Saturday, August 29, 2015
By Paul Martin

By Stephen Lendman
Global Research
August 29, 2015

Virtually unrestricted NSA data mining tramples on Fourth Amendment rights brazenly. In December 2013, Federal District Court of the District of Columbia Judge Richard Leon ruled NSA spying unconstitutional, saying:

The threshold issue is whether plaintiffs have a reasonable expectation of privacy that is violated when the Government indiscriminately collects their telephone metadata along with the metadata of hundreds of millions of other citizens without any particularized suspicion of wrongdoing, retains all of that metadata for five years, and then queries, analyzes, and investigates that data without prior judicial approval of the investigative targets.

I cannot imagine a more ‘indiscriminate’ and ‘arbitrary’ invasion than this systematic and high-tech collection and retention of personal data on virtually every single citizen for purposes of querying and analyzing it without prior judicial approval.

Surely, such a program infringes on ‘that degree of privacy’ that the founders enshrined in the Fourth Amendment.

On Friday, the DC Circuit Court of Appeals overruled him. It’s perhaps America’s most extremist appeals court. People for the American Way (PFAW) explained its character and power as follows:

Despite progressive victories in 2012, the far right’s outsized influence on the United States Court of Appeals for the District of Columbia Circuit gives them the power to undermine progressive laws and thwart the agenda that Americans elected President Obama to pursue.

This court’s decisions affect the entire country, making it second only to the Supreme Court in national importance. (It’s) dominated by right-wing ideologues who are deeply hostile to the use of a robust federal government to tackle national problems and make our lives better.

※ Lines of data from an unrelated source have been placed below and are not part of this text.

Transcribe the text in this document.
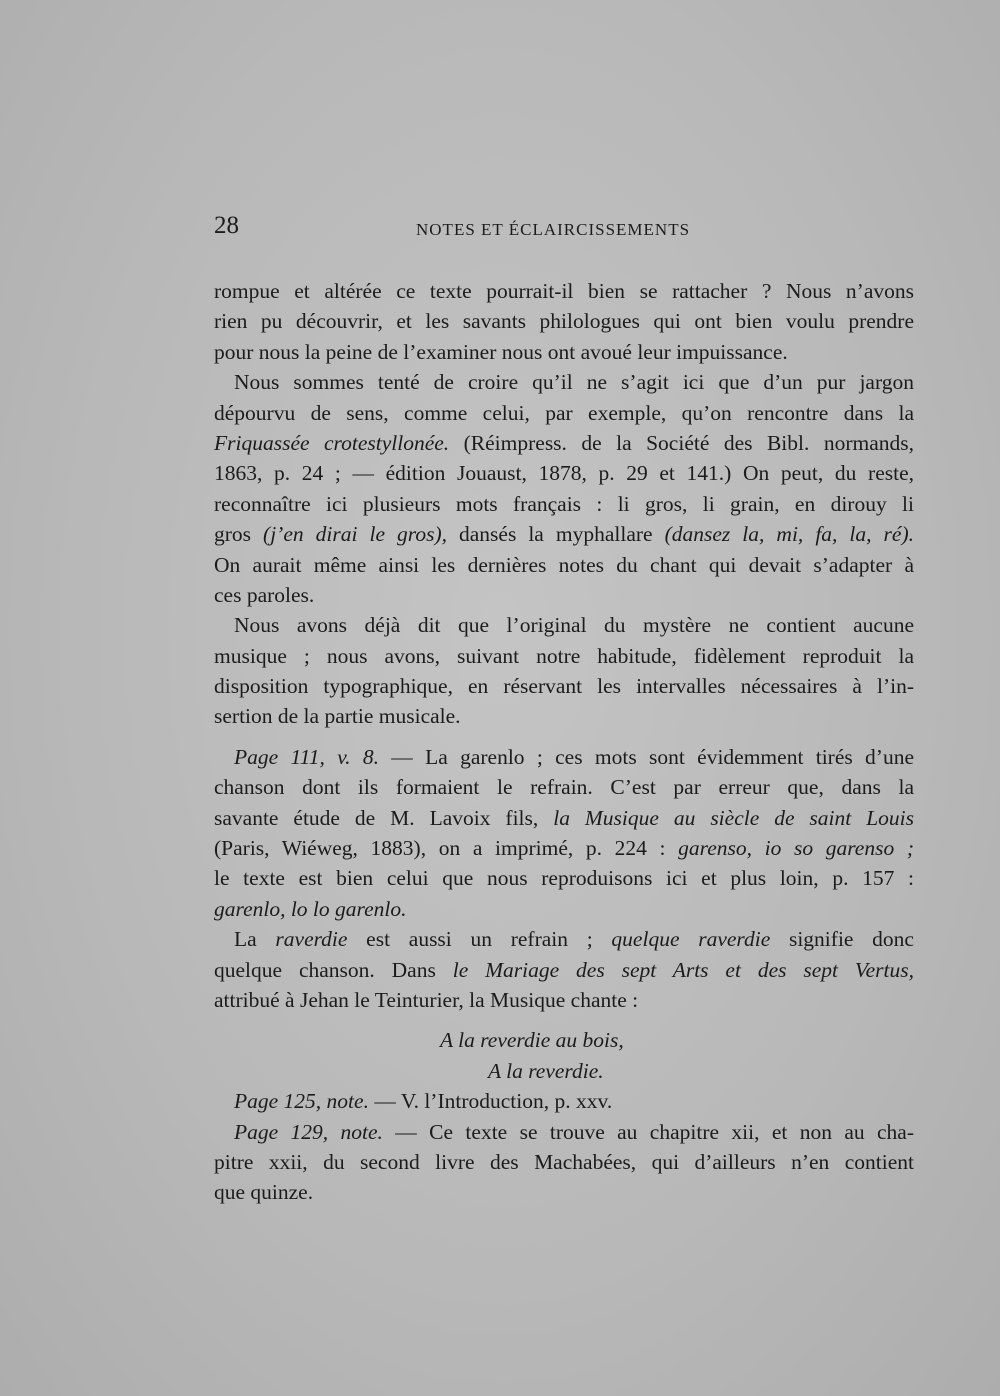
28	NOTES ET ÉCLAIRCISSEMENTS
rompue et altérée ce texte pourrait-il bien se rattacher ? Nous n’avons
rien pu découvrir, et les savants philologues qui ont bien voulu prendre
pour nous la peine de l’examiner nous ont avoué leur impuissance.
Nous sommes tenté de croire qu’il ne s’agit ici que d’un pur jargon
dépourvu de sens, comme celui, par exemple, qu’on rencontre dans la
Friquassée crotestyllonée. (Réimpress. de la Société des Bibl. normands,
1863, p. 24 ; — édition Jouaust, 1878, p. 29 et 141.) On peut, du reste,
reconnaître ici plusieurs mots français : li gros, li grain, en dirouy li
gros (j’en dirai le gros), dansés la myphallare (dansez la, mi, fa, la, ré).
On aurait même ainsi les dernières notes du chant qui devait s’adapter à
ces paroles.
Nous avons déjà dit que l’original du mystère ne contient aucune
musique ; nous avons, suivant notre habitude, fidèlement reproduit la
disposition typographique, en réservant les intervalles nécessaires à l’in-
sertion de la partie musicale.
Page 111, v. 8. — La garenlo ; ces mots sont évidemment tirés d’une
chanson dont ils formaient le refrain. C’est par erreur que, dans la
savante étude de M. Lavoix fils, la Musique au siècle de saint Louis
(Paris, Wiéweg, 1883), on a imprimé, p. 224 : garenso, io so garenso ;
le texte est bien celui que nous reproduisons ici et plus loin, p. 157 :
garenlo, lo lo garenlo.
La raverdie est aussi un refrain ; quelque raverdie signifie donc
quelque chanson. Dans le Mariage des sept Arts et des sept Vertus,
attribué à Jehan le Teinturier, la Musique chante :
A la reverdie au bois,
A la reverdie.
Page 125, note. — V. l’Introduction, p. xxv.
Page 129, note. — Ce texte se trouve au chapitre xii, et non au cha-
pitre xxii, du second livre des Machabées, qui d’ailleurs n’en contient
que quinze.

It has exclusive judicial authority over federal agency decisions and regulations affecting everyone. Its rulings are “almost guaranteed to be the last (judicial) word,” said PFAW.

The Electronic Frontier Foundation (EFF) called its Friday ruling “disappointing and, worse, based on a mistaken concern about the underlying facts.”

It remanded the case back to Judge Richard Leon. Klayman plaintiffs must prove the impossible – provide evidence that their phone records were collected. No ruling was rendered on metadata collection constitutionality. Friday’sdecision effectively endorsed it.